One of the great things about Issac Asimov is his prolific body of work. This means there will probably be no shortage of material for #VintageSciFiMonth featuring Asimov in my lifetime. I’ve read Asimov since my teens and it looks like I won’t soon run out of new (to me) stuff to read.

And while I’ve read a good portion of his longer works, I’ve not sampled as many of his short stories as I should or could. So, this year for #VintageSciFiMonth, I decided to dip into his prolific short story output with the collection Nightfall and Other Stories. Over the course of the next month, I will be offering up my thoughts on the stories from the collection as I read through.

Nightfall (1949): Five stars

Asimov prefaces this story by saying that many consider it to be his best story and that while it was anthologized elsewhere he had never included it in one of his collections. Fifty-plus years later, “Nightfall” is the selling point of this collection and it’s interesting that Asimov puts it upfront instead of making us wait until the end to read it.

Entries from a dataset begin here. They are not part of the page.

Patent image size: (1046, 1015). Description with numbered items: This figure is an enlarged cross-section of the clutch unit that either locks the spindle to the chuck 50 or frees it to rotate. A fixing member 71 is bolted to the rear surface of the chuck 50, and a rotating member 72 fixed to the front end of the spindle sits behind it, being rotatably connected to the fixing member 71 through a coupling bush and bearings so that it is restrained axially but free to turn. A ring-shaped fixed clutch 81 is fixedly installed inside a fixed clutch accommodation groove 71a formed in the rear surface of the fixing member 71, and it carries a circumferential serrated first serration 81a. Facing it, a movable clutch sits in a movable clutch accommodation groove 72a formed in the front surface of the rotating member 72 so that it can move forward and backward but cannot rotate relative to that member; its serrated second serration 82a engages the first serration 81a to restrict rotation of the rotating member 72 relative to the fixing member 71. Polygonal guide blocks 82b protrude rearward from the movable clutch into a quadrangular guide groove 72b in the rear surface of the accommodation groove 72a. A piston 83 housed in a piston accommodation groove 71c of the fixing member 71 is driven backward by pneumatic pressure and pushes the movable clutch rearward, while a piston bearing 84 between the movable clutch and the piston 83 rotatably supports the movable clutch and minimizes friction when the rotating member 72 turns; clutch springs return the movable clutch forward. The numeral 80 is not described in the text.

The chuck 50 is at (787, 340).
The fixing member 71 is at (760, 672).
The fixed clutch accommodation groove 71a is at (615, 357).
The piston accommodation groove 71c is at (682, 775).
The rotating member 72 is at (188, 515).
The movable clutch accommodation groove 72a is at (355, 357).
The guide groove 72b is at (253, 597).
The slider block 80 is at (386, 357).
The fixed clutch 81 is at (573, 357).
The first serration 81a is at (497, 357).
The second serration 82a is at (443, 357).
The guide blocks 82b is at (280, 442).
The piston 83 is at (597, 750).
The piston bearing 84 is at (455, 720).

The planet Lagesh has multiple suns, meaning that people of this world are rarely without light. Once every two thousand or so years, the suns all set, sending the society of that work into chaos and ruin since the mere concept of a sky without at least one sun in it sends much of the population into madness. As the story opens, it’s a few hours from the last sun setting and civilization as we know it ending.

In many ways, this feels like Asimov trying on some of the concepts he will later explore in his Foundation novels. There’s a society on the brink of chaos, facing a coming dark age with a group of learned scientists who attempt to preserve some of the civilization and its learning in a secret location. “Nightfall” shows us the beginning of the fall of the Lagesh civilization and the madness that comes when people who have never missed light are deprived of it.

As with a lot of Asimov, this story features a lot of characters sitting around and having deep conversations about what’s unfolding. And yet, there is still a bit of action as the sun slowly sets and people dread the coming of the mysterious objects known as stars. The world-building for a short story is nothing short of remarkable and the growing sense of dread is palpable.

It’s easy to see why many consider this one of, if not the, best Asimov short stories.

The story was expanded to a novel with the help of Robert Silverburg in 1990. I’ve read that book but don’t recall much about it. I may have to dip into it again this year.

“Green Patches”: Four stars

The second expedition to Saybrook’s Planet wants to determine why the initial expedition destroyed itself after sending back one final message. Turns out the planet’s life is all part of one organism with a unified consciousness. This consciousness wants to help organize the chaos is that is humanity and Earth.

Everything lives in balance with the plans producing enough food for consumption and being allowed to thrive. Biological lifeforms that have been fertilized by the planet are known by the green patches in the place of eyes.

The story is a bit of a race against time to keep a rogue lifeform from getting to Earth and taking over the planet. But the concept of a world where everything is in perfect balance is one that intrigues me. Reading this, I couldn’t help but draw parallels to the Borg on Star Trek and Mary Doria Russell’s superb The Sparrow.

While this one isn’t as strong as “Nightfall,” it’s still pretty solid and one I really enjoyed.